De bijdrage van Engels beïnvloedt de discussie over de bevrijding van vrouwen tot vandaag. Hij heeft ons een kader gegeven voor een historische analyse van de kwestie, waarmee hij bewijst dat de onderdrukking is geworteld in het economische systeem waaronder we leven. Het verbindt alle strijd tegen de onderdrukking direct met de noodzaak om het kapitalisme omver te werpen – alleen door de productieverhoudingen te veranderen kunnen we particuliere onderdrukking omzetten in collectieve sociale verantwoordelijkheid. Onder het kapitalisme wordt de zorg voor jongeren, zieken en bejaarden als een last op individuele gezinnen afgewenteld. Een ideologisch offensief ging gepaard met enorme besparingen op onderwijs, gezondheidszorg en sociale zorg. Er was tegelijk een devaluatie en onderbetaling van jobs in deze sectoren. Engels stelt dat tegenover wat er mogelijk is als we de rijkdom die we creëren collectief bezitten: “Met de overgang van de productiemiddelen in gemeenschappelijke eigendom houdt het individuele gezin op de economische eenheid van de maatschappij te zijn. De particuliere huishouding wordt een maatschappelijk bedrijf. De verzorging en opvoeding van de kinderen wordt een openbare aangelegenheid; de maatschappij zorgt voor alle kinderen op dezelfde wijze.”
Lessen voor vandaag
Het kapitalisme van de 21e eeuw is in veel opzichten anders dan wat Engels in de 19e eeuw beschrijft: 200 jaar geleden was het jonge kapitalisme nog een systeem in opkomst, terwijl we nu in een systeem leven dat in een diepe crisis verkeert, economisch, politiek, sociaal, ecologisch en op vele andere vlakken. Deze wereldwijde crisis valt samen met een hernieuwde belangstelling voor socialistische ideeën: een zoektocht naar manieren om een alternatief te bouwen voor een rot systeem dat een steeds grotere mondiale arbeidersklasse vasthoudt in omstandigheden van uitbuiting en onderdrukking.

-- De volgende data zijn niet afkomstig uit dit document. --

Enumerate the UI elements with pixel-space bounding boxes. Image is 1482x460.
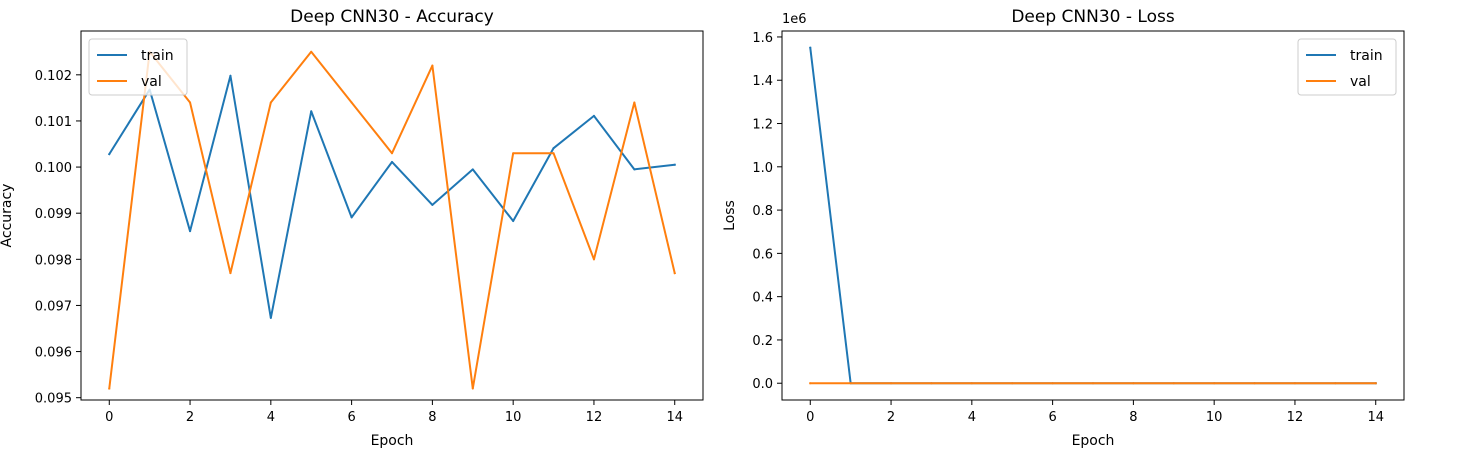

Engels’ bijdragen overstijgen de specifieke kenmerken van de Victoriaanse periode in die zin dat ze ons helpen een methode te ontwikkelen om te begrijpen wat er in de wereld aan de hand is en als leidraad voor de actie van alle werkenden. Ze bieden ons ook een inspirerende kijk op de mogelijkheden die ontstaan als het kapitalisme wordt vervangen door een systeem dat gebaseerd is op publieke eigendom en controle van de belangrijkste sectoren van de economie, waarin de in de samenleving gegenereerde rijkdom kan worden gebruikt voor het welzijn van iedereen. De opmerking van Marx en Engels in het Communistisch Manifest – dat we niets te verliezen hebben behalve onze ketens, maar een wereld te winnen hebben – is relevanter dan ooit.